Here the reactive water calculations use full nodes and have a higher wall time of 1h30min. The wall times should be set for the first iteration but can be guessed automatically later using the average time per CP2K calculation measured in the previous iteration. We can now run the first 2 phases and wait for the electronic structure calculations to finish. When running the check phase there could be a message telling us that there are failed configurations in the water-reactive folder! We can see which calculations did not converge in the water-reactive/water-reactive_step2_not_converged.txt file. Suppose there were 2 failed jobs, the 13-th and the 54-th. We might just do touch water-reactive/00013/skip and touch water-reactive/00054/skip and run the check phase again. This time it will inform us that some configurations will be skipped, but the final message should be that check phase is a success. All that is left to do now is run the extract phase, clean up with the clean phase, store wavefunctions and remove all unwanted data and finally update our local folder. We have now augmented our total training set and might do a new training iteration and keep iterating until convergence is reached!

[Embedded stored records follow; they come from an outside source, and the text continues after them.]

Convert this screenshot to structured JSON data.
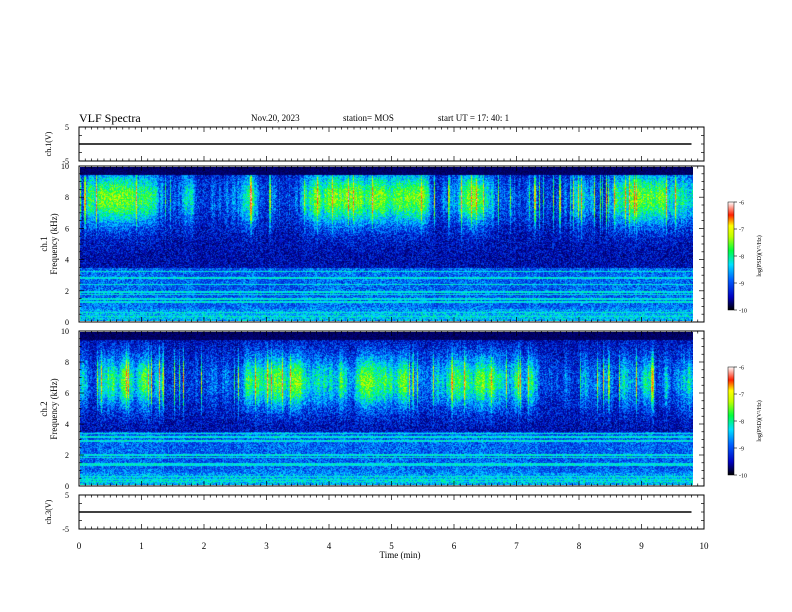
{
  "header": {
    "title": "VLF Spectra",
    "date": "Nov.20, 2023",
    "station": "station= MOS",
    "start": "start  UT  =   17: 40: 1"
  },
  "chart_data": [
    {
      "type": "line",
      "ylabel": "ch.1(V)",
      "ylim": [
        -5,
        5
      ],
      "yticks": [
        "5",
        "-5"
      ],
      "series": [
        {
          "values": [
            0,
            0
          ]
        }
      ],
      "x": [
        0,
        9.8
      ]
    },
    {
      "type": "heatmap",
      "ylabel_line1": "ch.1",
      "ylabel_line2": "Frequency (kHz)",
      "ylim": [
        0,
        10
      ],
      "yticks": [
        "0",
        "2",
        "4",
        "6",
        "8",
        "10"
      ],
      "colorbar": {
        "label": "log(PSD)(V²/Hz)",
        "range": [
          -10,
          -6
        ],
        "ticks": [
          "-6",
          "-7",
          "-8",
          "-9",
          "-10"
        ]
      }
    },
    {
      "type": "heatmap",
      "ylabel_line1": "ch.2",
      "ylabel_line2": "Frequency (kHz)",
      "ylim": [
        0,
        10
      ],
      "yticks": [
        "0",
        "2",
        "4",
        "6",
        "8",
        "10"
      ],
      "colorbar": {
        "label": "log(PSD)(V²/Hz)",
        "range": [
          -10,
          -6
        ],
        "ticks": [
          "-6",
          "-7",
          "-8",
          "-9",
          "-10"
        ]
      }
    },
    {
      "type": "line",
      "ylabel": "ch.3(V)",
      "ylim": [
        -5,
        5
      ],
      "yticks": [
        "5",
        "-5"
      ],
      "series": [
        {
          "values": [
            0,
            0
          ]
        }
      ],
      "x": [
        0,
        9.8
      ]
    }
  ],
  "xaxis": {
    "xlabel": "Time (min)",
    "xlim": [
      0,
      10
    ],
    "ticks": [
      "0",
      "1",
      "2",
      "3",
      "4",
      "5",
      "6",
      "7",
      "8",
      "9",
      "10"
    ]
  },
  "colors": {
    "frame": "#000000",
    "low": "#000033",
    "mid": "#00ff00",
    "high": "#ff0000"
  }
}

Finally, we can check the labeling_001.json file in $WORKDIR/control/:

{
    "labeling_program": "cp2k",
    "user_machine_keyword_label": "mykeyword1",
    "systems_auto": {
        "ch3br_cl_close_300K": {
        // labeling parameters from used_input.json
        },
        "ch3br_cl_free_300K": {
        //
        },
        "ch3br_cl_smd_300K": {
        //
         },
        "ch3cl_br_close_300K": {
        //
        },
        "ch3cl_br_free_300K": {
        //
         },
        "ch3cl_br_smd_300K": {
        }
    },
    "total_to_label": 50,
    "launch_all_jobs": true,
    "is_locked": true,
    "is_launched": true,
    "is_checked": true,
    "is_extracted": true
}

The total number of structures that have been selected labeled from the selected candidates in the previous exploration step is indicated with the "total_to_label" keyword.

The first iteration is done. After executing the extract phase, the directories for the next iteration will be created.